Though the online shopping frenzy dubbed ‘Cyber Monday’ revealed the traditional Barbie, Subbuteo and Furby made it to the top ten on eBay's hot list; top of the list was the iPad, which got 1.7 million searches. Lego came second with 1.5 million searches and Barbie third with 300,000 searches.

Hasbro is particularly concerned about the rise in popularity of tablet computers among children.

"Clearly, young people have an aptitude that we need to recognise," said John Frascotti, Hasbro's chief marketing officer, told Financial Times.

"Everyone I know who has a kid under 10 has a tablet in the house. And that tablet is the babysitter," Dylan Collins, an investor in Fight My Monster, an online gaming company, told the paper.

Toymakers are also trying to make their toys more high-tech, to appeal to the kids who love high-tech devices but would play with classic toys too.

"I would say the most popular toys this year are the Vtec InnoTab 2, the Kurio and the Leap Pad," Gail Donald, section manager for toys and games at John Lewis in Aberdeen told STV television.

All of them – the Vtec InnoTab 2, the Kurio and the Leap Pad – boast the same capabilities as computers aimed at adults.

"It's the year of the app," Adrienne Appell, trend specialist at the Toy Industry Association trade group, told the San Francisco Chronicle.

Among traditional toys that come with apps are Furby, Hot Wheels, and the WWE action figure wrestler.

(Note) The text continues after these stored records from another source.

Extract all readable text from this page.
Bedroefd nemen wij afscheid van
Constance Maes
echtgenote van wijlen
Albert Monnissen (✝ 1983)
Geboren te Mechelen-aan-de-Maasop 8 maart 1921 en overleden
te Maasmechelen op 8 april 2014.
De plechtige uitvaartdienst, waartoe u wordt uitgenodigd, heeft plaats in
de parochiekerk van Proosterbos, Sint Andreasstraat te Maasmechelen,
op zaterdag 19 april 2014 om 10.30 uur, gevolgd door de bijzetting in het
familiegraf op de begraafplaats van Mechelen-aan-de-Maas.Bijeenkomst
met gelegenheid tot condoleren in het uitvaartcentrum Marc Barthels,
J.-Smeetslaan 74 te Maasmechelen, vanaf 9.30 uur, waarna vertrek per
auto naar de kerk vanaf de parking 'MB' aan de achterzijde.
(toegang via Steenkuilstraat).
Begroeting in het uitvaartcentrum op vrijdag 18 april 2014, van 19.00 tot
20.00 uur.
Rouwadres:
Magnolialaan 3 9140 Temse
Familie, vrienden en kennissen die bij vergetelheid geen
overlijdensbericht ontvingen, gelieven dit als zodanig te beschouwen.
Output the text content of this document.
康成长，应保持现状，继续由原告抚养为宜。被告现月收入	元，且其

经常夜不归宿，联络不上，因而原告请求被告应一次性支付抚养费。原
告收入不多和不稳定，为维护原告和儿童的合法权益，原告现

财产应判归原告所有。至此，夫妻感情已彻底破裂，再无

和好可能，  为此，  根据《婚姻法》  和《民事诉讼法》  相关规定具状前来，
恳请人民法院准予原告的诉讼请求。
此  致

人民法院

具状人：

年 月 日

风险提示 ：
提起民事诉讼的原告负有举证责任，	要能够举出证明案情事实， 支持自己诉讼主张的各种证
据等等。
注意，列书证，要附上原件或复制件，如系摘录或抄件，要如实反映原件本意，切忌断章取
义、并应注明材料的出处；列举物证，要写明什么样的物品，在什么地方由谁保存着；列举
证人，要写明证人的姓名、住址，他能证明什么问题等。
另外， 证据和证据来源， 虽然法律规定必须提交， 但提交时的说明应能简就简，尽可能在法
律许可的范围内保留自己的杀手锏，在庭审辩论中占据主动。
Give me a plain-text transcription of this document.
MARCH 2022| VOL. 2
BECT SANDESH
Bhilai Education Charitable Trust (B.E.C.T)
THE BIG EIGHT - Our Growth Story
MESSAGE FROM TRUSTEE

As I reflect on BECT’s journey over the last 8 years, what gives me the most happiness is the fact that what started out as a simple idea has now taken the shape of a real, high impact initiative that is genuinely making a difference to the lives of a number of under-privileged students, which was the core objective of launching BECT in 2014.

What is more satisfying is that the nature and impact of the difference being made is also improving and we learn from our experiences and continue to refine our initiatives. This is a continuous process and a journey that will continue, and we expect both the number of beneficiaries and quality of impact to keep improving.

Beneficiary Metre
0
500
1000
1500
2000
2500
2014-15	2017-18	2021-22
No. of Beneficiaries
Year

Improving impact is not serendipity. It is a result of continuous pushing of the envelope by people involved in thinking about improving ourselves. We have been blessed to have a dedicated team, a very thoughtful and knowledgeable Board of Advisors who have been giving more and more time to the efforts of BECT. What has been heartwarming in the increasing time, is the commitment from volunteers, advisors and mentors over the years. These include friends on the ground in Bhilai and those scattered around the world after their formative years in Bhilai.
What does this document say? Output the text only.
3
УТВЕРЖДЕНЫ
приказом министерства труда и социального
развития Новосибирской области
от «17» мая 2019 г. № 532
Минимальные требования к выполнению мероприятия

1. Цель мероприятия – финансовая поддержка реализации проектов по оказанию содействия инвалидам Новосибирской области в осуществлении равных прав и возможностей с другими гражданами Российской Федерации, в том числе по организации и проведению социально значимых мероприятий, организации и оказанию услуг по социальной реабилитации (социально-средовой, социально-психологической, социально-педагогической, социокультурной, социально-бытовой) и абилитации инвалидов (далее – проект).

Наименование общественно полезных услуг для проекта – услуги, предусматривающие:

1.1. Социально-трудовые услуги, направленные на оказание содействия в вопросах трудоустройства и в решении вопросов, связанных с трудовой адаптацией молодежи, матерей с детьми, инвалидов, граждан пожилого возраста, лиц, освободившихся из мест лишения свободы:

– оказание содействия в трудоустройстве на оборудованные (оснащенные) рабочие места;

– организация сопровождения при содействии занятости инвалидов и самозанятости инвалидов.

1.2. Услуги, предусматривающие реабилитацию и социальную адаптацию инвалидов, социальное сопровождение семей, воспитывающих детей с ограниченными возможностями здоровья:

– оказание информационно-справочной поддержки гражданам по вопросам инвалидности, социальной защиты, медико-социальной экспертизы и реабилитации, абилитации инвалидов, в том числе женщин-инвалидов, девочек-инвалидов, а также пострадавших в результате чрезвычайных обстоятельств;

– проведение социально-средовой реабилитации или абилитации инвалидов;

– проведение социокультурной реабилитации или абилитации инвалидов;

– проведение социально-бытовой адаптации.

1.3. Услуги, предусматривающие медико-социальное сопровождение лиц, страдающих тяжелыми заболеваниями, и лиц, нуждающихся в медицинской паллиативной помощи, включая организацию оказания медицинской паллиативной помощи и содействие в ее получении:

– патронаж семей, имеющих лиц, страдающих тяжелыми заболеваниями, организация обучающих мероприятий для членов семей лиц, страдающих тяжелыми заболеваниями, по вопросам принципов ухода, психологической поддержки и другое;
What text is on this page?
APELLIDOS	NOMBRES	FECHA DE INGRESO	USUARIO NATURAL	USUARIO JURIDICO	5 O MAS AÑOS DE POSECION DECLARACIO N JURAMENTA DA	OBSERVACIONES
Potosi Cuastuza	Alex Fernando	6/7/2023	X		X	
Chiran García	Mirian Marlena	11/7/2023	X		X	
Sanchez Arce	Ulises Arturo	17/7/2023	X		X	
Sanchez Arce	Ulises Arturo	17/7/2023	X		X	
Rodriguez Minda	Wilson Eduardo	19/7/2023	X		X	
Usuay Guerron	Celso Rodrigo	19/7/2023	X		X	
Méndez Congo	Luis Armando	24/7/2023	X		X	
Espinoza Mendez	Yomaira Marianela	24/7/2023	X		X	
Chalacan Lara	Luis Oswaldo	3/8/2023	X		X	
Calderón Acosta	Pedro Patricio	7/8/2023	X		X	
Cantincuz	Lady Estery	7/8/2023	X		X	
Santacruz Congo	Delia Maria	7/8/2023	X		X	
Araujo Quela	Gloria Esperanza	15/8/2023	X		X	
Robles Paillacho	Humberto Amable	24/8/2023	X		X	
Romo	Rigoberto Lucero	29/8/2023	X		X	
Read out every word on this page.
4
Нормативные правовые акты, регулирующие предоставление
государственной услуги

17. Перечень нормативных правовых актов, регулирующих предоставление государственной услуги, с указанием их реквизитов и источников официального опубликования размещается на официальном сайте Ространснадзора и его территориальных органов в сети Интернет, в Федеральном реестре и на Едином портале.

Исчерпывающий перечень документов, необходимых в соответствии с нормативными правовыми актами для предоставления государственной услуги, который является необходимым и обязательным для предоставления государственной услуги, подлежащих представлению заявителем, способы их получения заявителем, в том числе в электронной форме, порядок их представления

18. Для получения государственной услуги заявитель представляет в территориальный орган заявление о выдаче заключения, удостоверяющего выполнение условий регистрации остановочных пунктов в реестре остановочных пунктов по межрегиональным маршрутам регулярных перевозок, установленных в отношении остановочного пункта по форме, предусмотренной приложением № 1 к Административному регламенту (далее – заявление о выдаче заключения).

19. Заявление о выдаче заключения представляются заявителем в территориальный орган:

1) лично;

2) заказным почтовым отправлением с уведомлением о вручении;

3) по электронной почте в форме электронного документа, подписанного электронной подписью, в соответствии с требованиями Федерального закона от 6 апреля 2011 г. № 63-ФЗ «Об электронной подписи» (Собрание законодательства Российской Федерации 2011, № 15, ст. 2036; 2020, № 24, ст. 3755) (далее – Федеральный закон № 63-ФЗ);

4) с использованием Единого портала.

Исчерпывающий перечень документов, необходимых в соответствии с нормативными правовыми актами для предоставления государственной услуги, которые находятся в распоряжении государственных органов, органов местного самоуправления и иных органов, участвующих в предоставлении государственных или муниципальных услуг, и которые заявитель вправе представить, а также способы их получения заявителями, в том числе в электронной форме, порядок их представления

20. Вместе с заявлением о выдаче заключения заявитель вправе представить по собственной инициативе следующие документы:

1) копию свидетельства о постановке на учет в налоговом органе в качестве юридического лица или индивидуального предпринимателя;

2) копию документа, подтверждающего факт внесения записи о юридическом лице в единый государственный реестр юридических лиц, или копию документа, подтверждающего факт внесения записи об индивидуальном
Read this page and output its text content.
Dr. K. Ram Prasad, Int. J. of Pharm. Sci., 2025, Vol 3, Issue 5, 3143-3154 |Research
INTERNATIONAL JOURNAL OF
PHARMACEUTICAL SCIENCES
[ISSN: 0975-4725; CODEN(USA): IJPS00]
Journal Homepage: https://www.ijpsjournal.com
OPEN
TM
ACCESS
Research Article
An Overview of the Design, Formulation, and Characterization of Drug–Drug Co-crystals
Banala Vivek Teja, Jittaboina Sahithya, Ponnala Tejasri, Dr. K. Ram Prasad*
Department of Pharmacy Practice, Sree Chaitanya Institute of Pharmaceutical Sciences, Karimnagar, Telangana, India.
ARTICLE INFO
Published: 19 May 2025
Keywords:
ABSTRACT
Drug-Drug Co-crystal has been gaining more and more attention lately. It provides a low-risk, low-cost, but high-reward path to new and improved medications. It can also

Producers of Magic Slate, Doodle-Track Car and Twister Dance came up with new high-tech versions of their classic toys: a little push car has a light sensor enabling it to follow any line drawn by a child, while the Twister Dance now comes with a music console.

"It's hard for toys to compete with virtual devices, and it won't get easier," Adam Wolff, vice president of Excel Development Group, a toy development agency, told the San Francisco Chronicle.

In April Mattel reported that its first-quarter profit dropped 53 percent, pulled down by costs tied to an acquisition and lower sales for Barbie and Hot Wheels. Mattel made an attempt to join a venture into video games in 1980s, but it made it nearly go bankrupt in 1983 after it posted a $394 million loss. The company then decided to focus on core brands and recovered by 1987.

Apple sold 14 million iPads over three months to the end of September, while iPad mini sales are expected to reach 12 million units by the end of 2012. Google's Nexus 7 tablet is selling close to one million units a month.